人类心理测量问卷误判LLM行为
阅读原文· arxiv.org一项研究检验了人类心理测量问卷能否可靠描述和预测LLM在日常用户交互中的行为。研究者分析了8个开源大语言模型,对比了Likert自评问卷(PVQ-40/21和BFI-44/10)与基于用户日常查询生成概率得到的价值/人格画像。结果显示两种画像显著不同:问卷条目中的显性词汇线索让模型识别出目标构念并给出符合对齐、社会期望的回答,而真实用户查询无此类线索。此外,人口统计角色提示在问卷中能按人类模式改变模型回答,但在真实用户查询的生成概率中无此变化,表明其模拟目标人群行为的局限性。研究认为人类心理测量问卷不足以预测LLM行为,建议采用基于生成的画像作为更准确的度量。

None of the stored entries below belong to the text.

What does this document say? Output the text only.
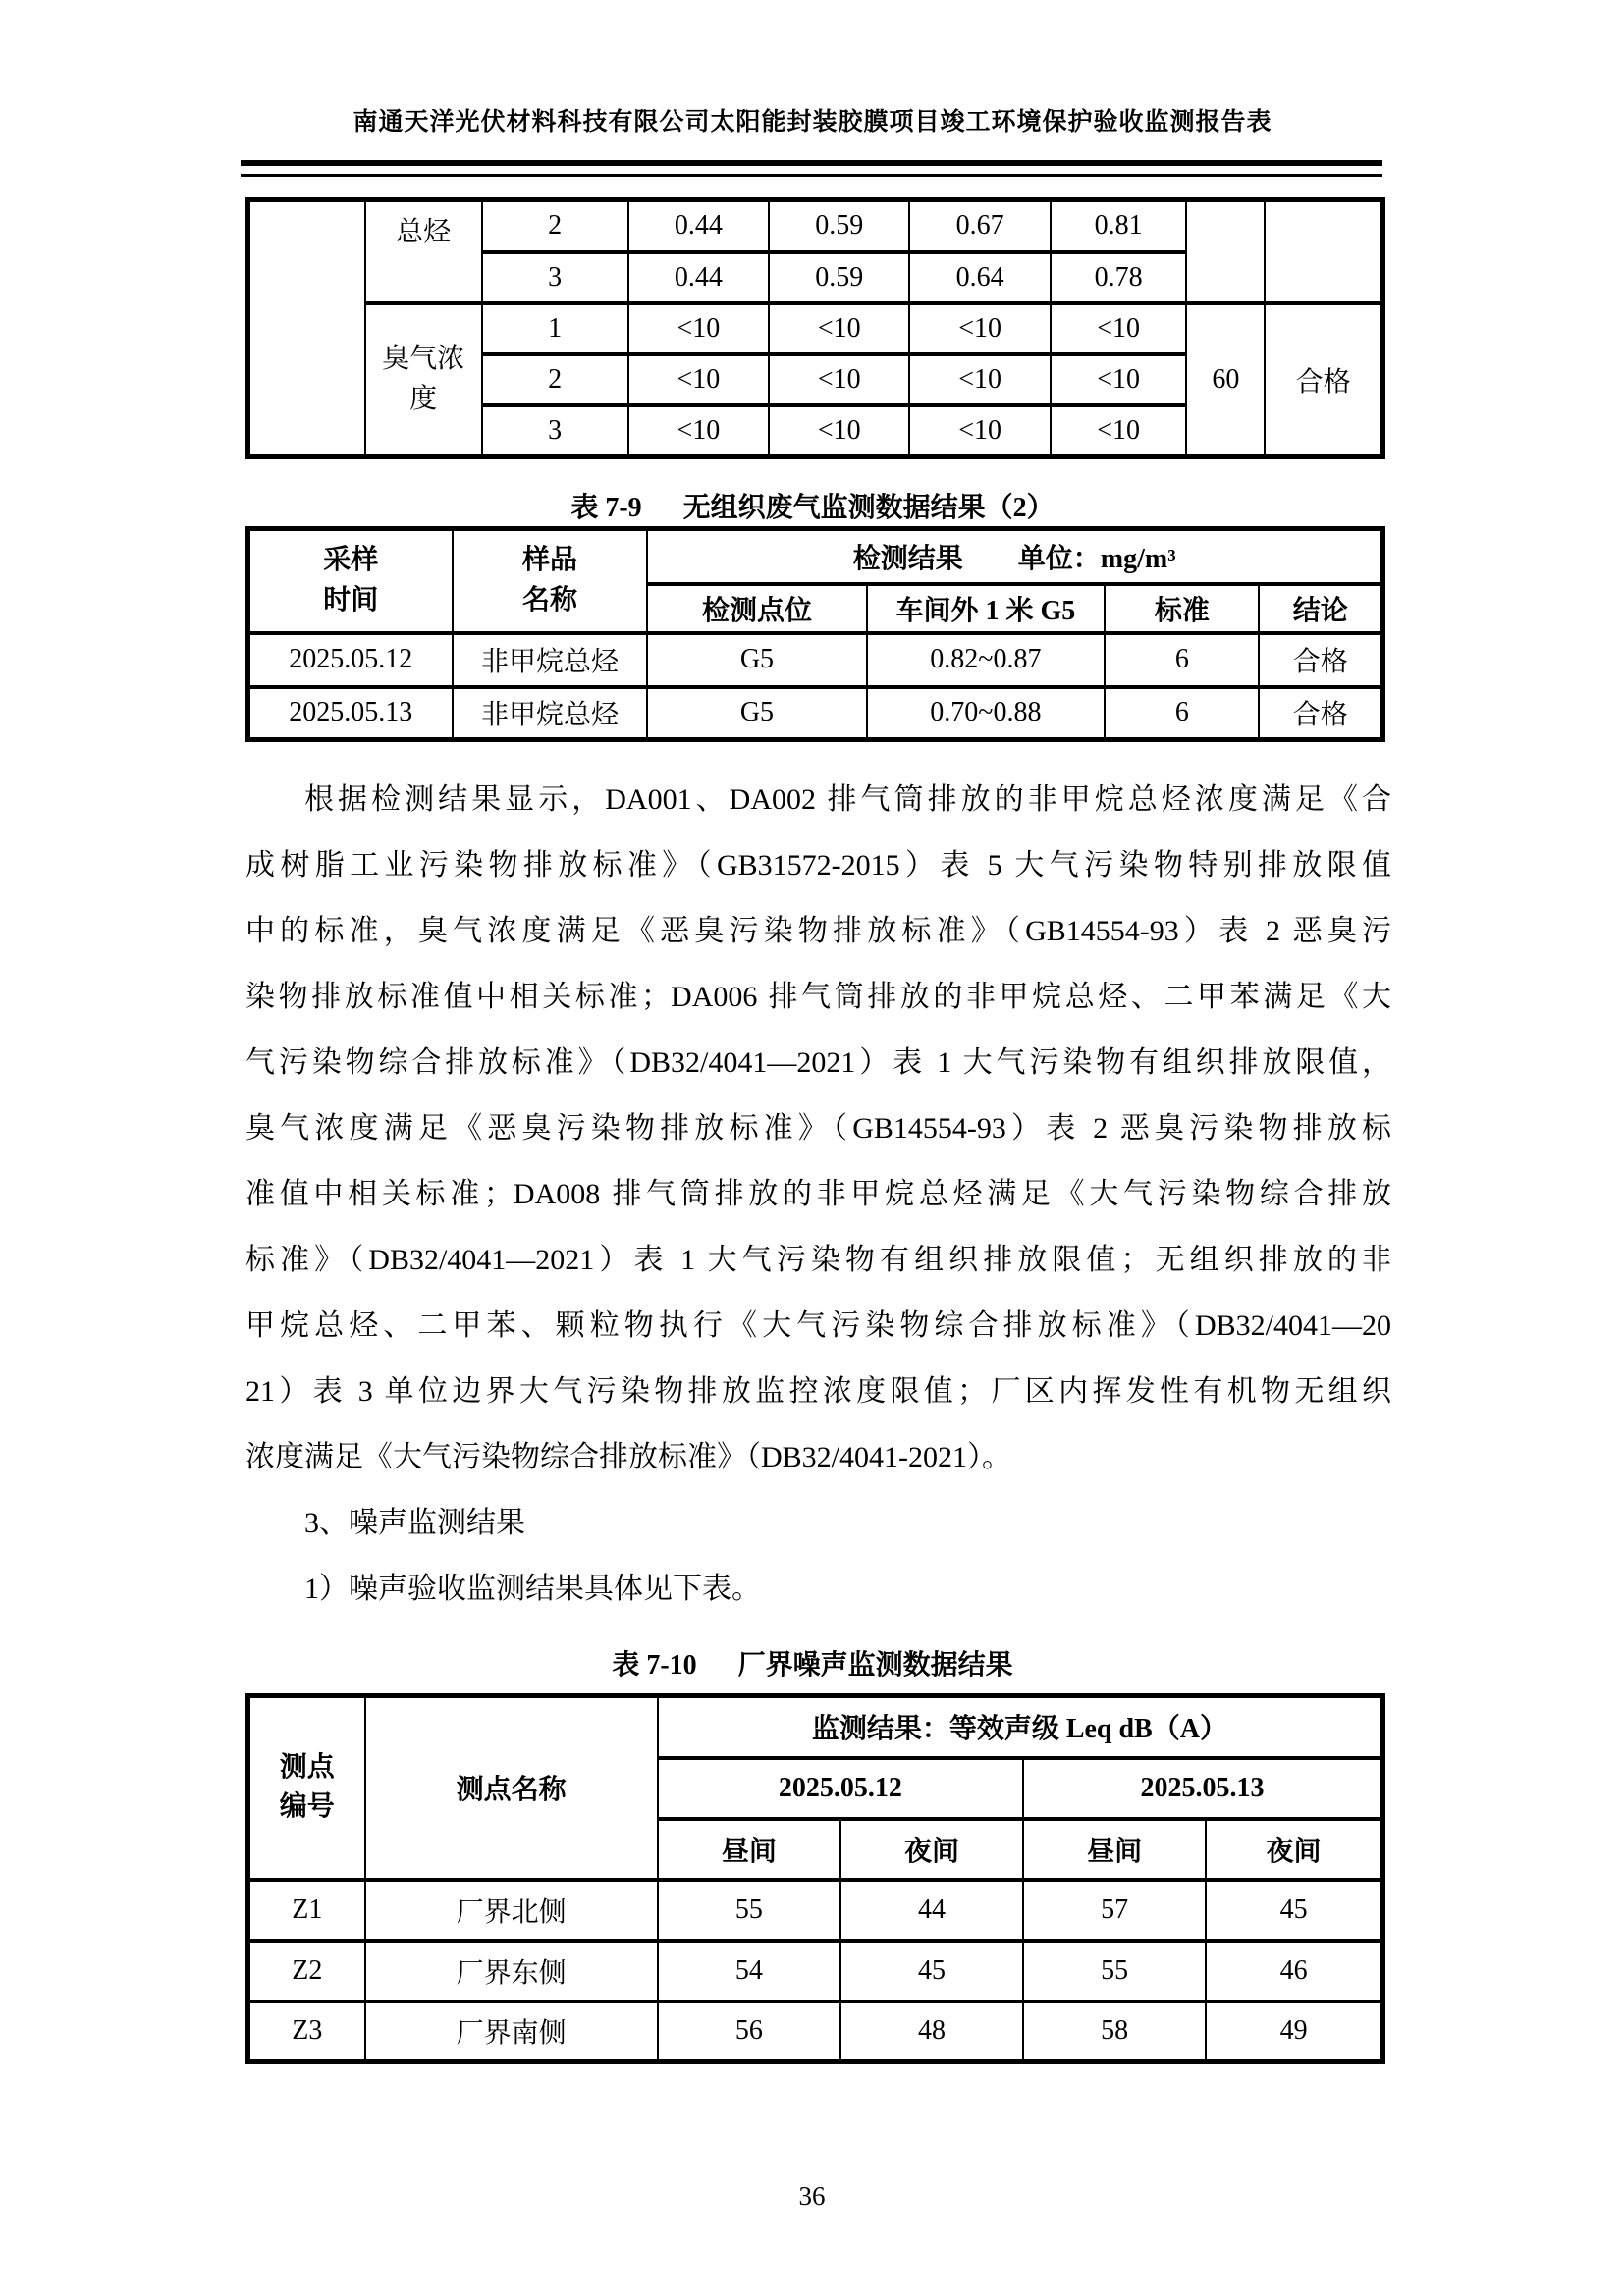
南通天洋光伏材料科技有限公司太阳能封装胶膜项目竣工环境保护验收监测报告表
	总烃	2	0.44	0.59	0.67	0.81		
		3	0.44	0.59	0.64	0.78		
	臭气浓度	1	<10	<10	<10	<10	60	合格
		2	<10	<10	<10	<10		
		3	<10	<10	<10	<10		
表 7-9 无组织废气监测数据结果（2）
采样时间	样品名称	检测结果　　单位：mg/m³			
		检测点位	车间外 1 米 G5	标准	结论
2025.05.12	非甲烷总烃	G5	0.82~0.87	6	合格
2025.05.13	非甲烷总烃	G5	0.70~0.88	6	合格
根据检测结果显示，DA001、DA002 排气筒排放的非甲烷总烃浓度满足《合
成树脂工业污染物排放标准》（GB31572-2015）表 5 大气污染物特别排放限值
中的标准，臭气浓度满足《恶臭污染物排放标准》（GB14554-93）表 2 恶臭污
染物排放标准值中相关标准；DA006 排气筒排放的非甲烷总烃、二甲苯满足《大
气污染物综合排放标准》（DB32/4041—2021）表 1 大气污染物有组织排放限值，
臭气浓度满足《恶臭污染物排放标准》（GB14554-93）表 2 恶臭污染物排放标
准值中相关标准；DA008 排气筒排放的非甲烷总烃满足《大气污染物综合排放
标准》（DB32/4041—2021）表 1 大气污染物有组织排放限值；无组织排放的非
甲烷总烃、二甲苯、颗粒物执行《大气污染物综合排放标准》（DB32/4041—20
21）表 3 单位边界大气污染物排放监控浓度限值；厂区内挥发性有机物无组织
浓度满足《大气污染物综合排放标准》（DB32/4041-2021）。
3、噪声监测结果
1）噪声验收监测结果具体见下表。
表 7-10 厂界噪声监测数据结果
测点编号	测点名称	监测结果：等效声级 Leq dB（A）			
		2025.05.12		2025.05.13	
		昼间	夜间	昼间	夜间
Z1	厂界北侧	55	44	57	45
Z2	厂界东侧	54	45	55	46
Z3	厂界南侧	56	48	58	49
36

We examine whether human psychometric questionnaires can serve as reliable tools for characterizing and predicting LLM behavior in everyday user interactions. We analyze eight open-source LLMs by comparing their value and personality profiles derived from two different methods: Likert self-reports on established questionnaires (PVQ-40/21 and BFI-44/10) and generation probabilities over value-laden responses to everyday user queries. The two profiles diverge substantially. Within-construct item consistency, often cited as evidence of stable LLM dispositions, disappears in generation probabilities. We attribute this gap to the fact that explicit lexical cues in established questionnaire items allow models to recognize the target construct and respond in alignment-consistent, socially desirable ways, whereas realistic user queries provide no such cues. In addition, demographic persona prompts shift models' responses to human questionnaires in ways consistent with real human patterns, but no such shifts appear in the generation probabilities of responses to realistic user queries, showing their limited ability to simulate the behaviors of target demographics in real-world user interactions. Overall, our study shows that human psychometric questionnaires are insufficient tools for predicting LLM behavior and suggests generation-based profiling as a more accurate measure.